The BOJ has stood still on its policy rate since January. This was amid uncertainties surrounding Japan-US tariff talks.
Holding Rates Steady Amid Trade Progress
The BOJ is widely expected to keep rates steady at 0.5% because of Japan’s recent trade deal agreement with the US, which led to lower tariff rates from 25% to 15% on Japanese imports.
The trade deal has now reduced uncertainty for Japan’s export-driven economy, which provided more clarity and relief for BOJ policymakers. A trade deal was also announced between the US and the European Union, which provided a positive outlook for Japan and the global economic outlook.

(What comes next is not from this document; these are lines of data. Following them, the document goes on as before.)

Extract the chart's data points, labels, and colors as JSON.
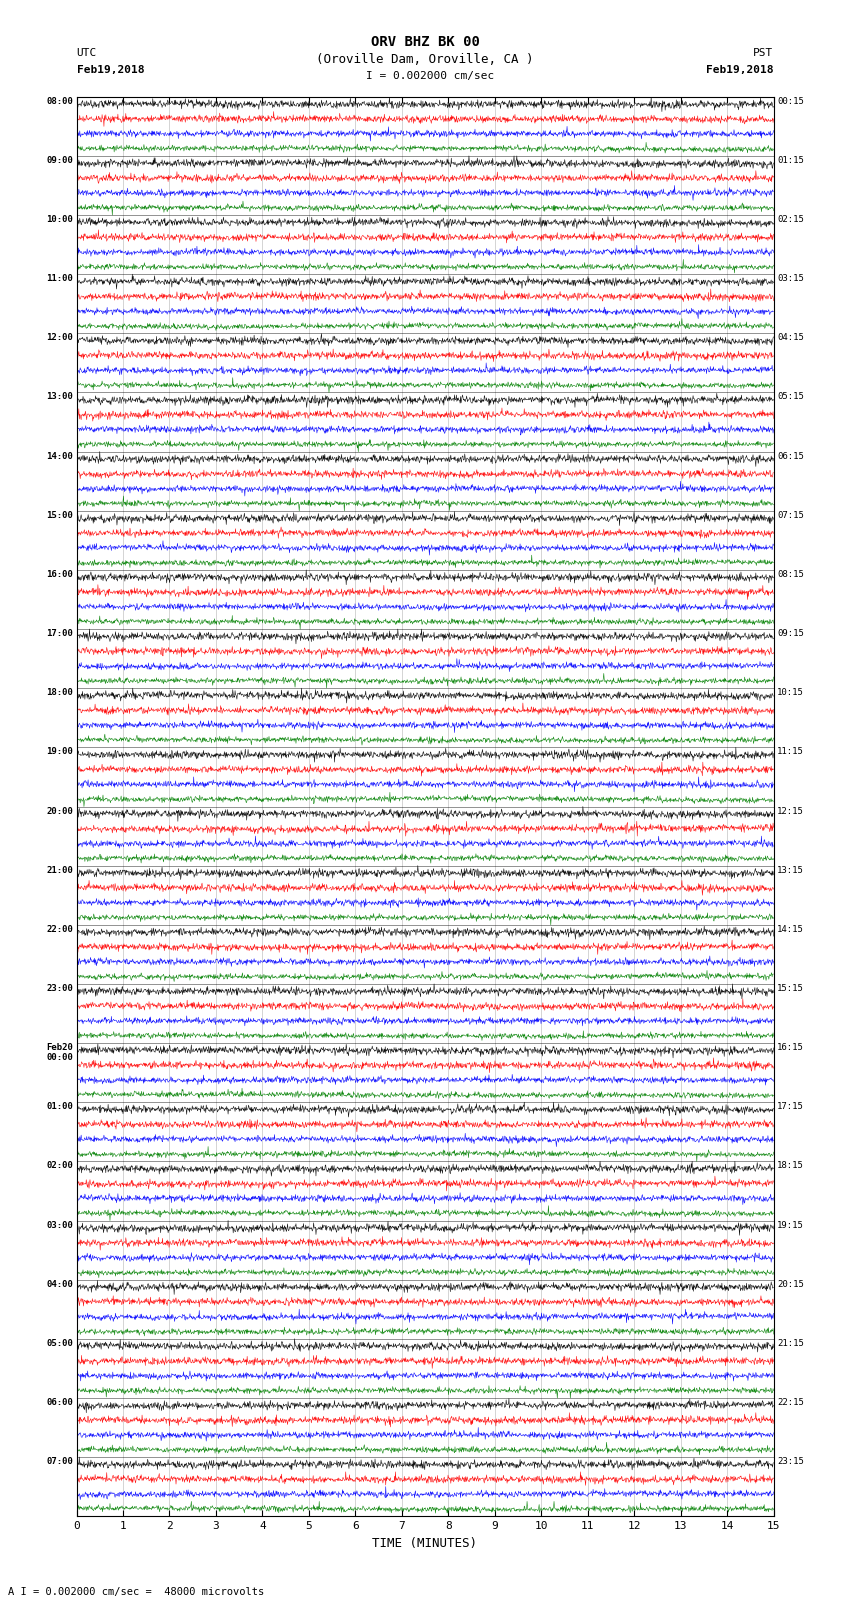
{
  "title_line1": "ORV BHZ BK 00",
  "title_line2": "(Oroville Dam, Oroville, CA )",
  "scale_label": "= 0.002000 cm/sec",
  "bottom_label": "A I = 0.002000 cm/sec =  48000 microvolts",
  "xlabel": "TIME (MINUTES)",
  "left_header": "UTC",
  "left_date": "Feb19,2018",
  "right_header": "PST",
  "right_date": "Feb19,2018",
  "x_min": 0,
  "x_max": 15,
  "left_times": [
    "08:00",
    "09:00",
    "10:00",
    "11:00",
    "12:00",
    "13:00",
    "14:00",
    "15:00",
    "16:00",
    "17:00",
    "18:00",
    "19:00",
    "20:00",
    "21:00",
    "22:00",
    "23:00",
    "Feb20\n00:00",
    "01:00",
    "02:00",
    "03:00",
    "04:00",
    "05:00",
    "06:00",
    "07:00"
  ],
  "right_times": [
    "00:15",
    "01:15",
    "02:15",
    "03:15",
    "04:15",
    "05:15",
    "06:15",
    "07:15",
    "08:15",
    "09:15",
    "10:15",
    "11:15",
    "12:15",
    "13:15",
    "14:15",
    "15:15",
    "16:15",
    "17:15",
    "18:15",
    "19:15",
    "20:15",
    "21:15",
    "22:15",
    "23:15"
  ],
  "trace_colors": [
    "black",
    "red",
    "blue",
    "green"
  ],
  "n_rows": 24,
  "traces_per_row": 4,
  "bg_color": "white",
  "grid_color": "#888888",
  "figsize": [
    8.5,
    16.13
  ],
  "dpi": 100
}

BOJ Governor Uchida noted questions around how soon the US could strike trade deals with other countries and how long it could take for the tariffs’ effects to be seen in hard data. ⁽¹⁾
Despite the trade progress, the BOJ might continue to cite caution on lingering uncertainties, especially the effect of US tariffs on global business activity and exports. ⁽²⁾
Inflation Forecasts and Economic Outlook
The BOJ is expected to revise its inflation forecasts during its quarterly report, due to price rises in rice and other food.
Inflation has kept well above the BOJ’s 2% target since 2022, which may prompt board members to adopt a more hawkish tone, highlighting persistent price pressures and the potential for continued rate hikes. ⁽³⁾
The BOJ is likely to keep its forecast that inflation could decline back to 2% around 2027. Current forecasts now estimate that core inflation could reach 2.2% at the end of 2025 and remain below 2% between 2026 and 2027. ⁽⁴⁾
As trade risks ease, the BOJ could adopt a less risky growth outlook, focusing on upcoming economic data to assess tariff impacts. This shift could pave the way for earlier policy decisions, including rate hikes, as the BOJ gains clarity on Japan’s economic trajectory. ⁽⁵⁾
Trade Deals and Policy Challenges
Japan’s trade deal with the US has marked a milestone for Japan, with its economy driven mainly by its exports. The trade agreement has eased market volatility, mainly caused by US President Trump’s announcement of reciprocal tariffs in May that caused global uncertainty.
The BOJ views the trade deal as an alignment with its expectations, which could lead to a less risky outlook on its economy. However, policymakers will continue to monitor Japan’s inflation and whether it will move towards the central bank’s target or continue to rise.
The BOJ has exited from a decade-long stimulus program in 2024 and hiked rates to 0.5% back in January as the central bank remains committed to bringing inflation down.
As trade uncertainties ease, the BOJ could position itself to focus on its economic data, which could determine future monetary policy changes. ⁽⁶⁾
Bank of Japan officials see the possibility of another interest rate hike this year after the US and Japan struck a trade deal this week. The officials view the deal as reducing a key source of uncertainty for Japan’s economy and businesses, allowing the central bank to focus on monitoring the tariffs’ actual impact in incoming economic data. ⁽⁷⁾
Political Instability
The BOJ’s cautious plans come against political challenges in Japan, as persistent inflation was the main issue in Japan’s Upper House election, which led to the historic defeat for Prime Minister Ishiba’s ruling coalition.
Speculation on the prime minister’s future has added some political uncertainty, which could impact the central bank’s plans on monetary policy. Political instability might also impact the future timing of rate hikes, as the BOJ continues to monitor economic data. ⁽⁸⁾
Bottom Line
Financial markets will be closely watching the BOJ’s outlook and Governor Ueda’s press conference for insights on the next rate hike. While the BOJ is expected to hold rates, reduced trade tensions, persistent inflation and changes in politics could determine the trajectory of rate hikes.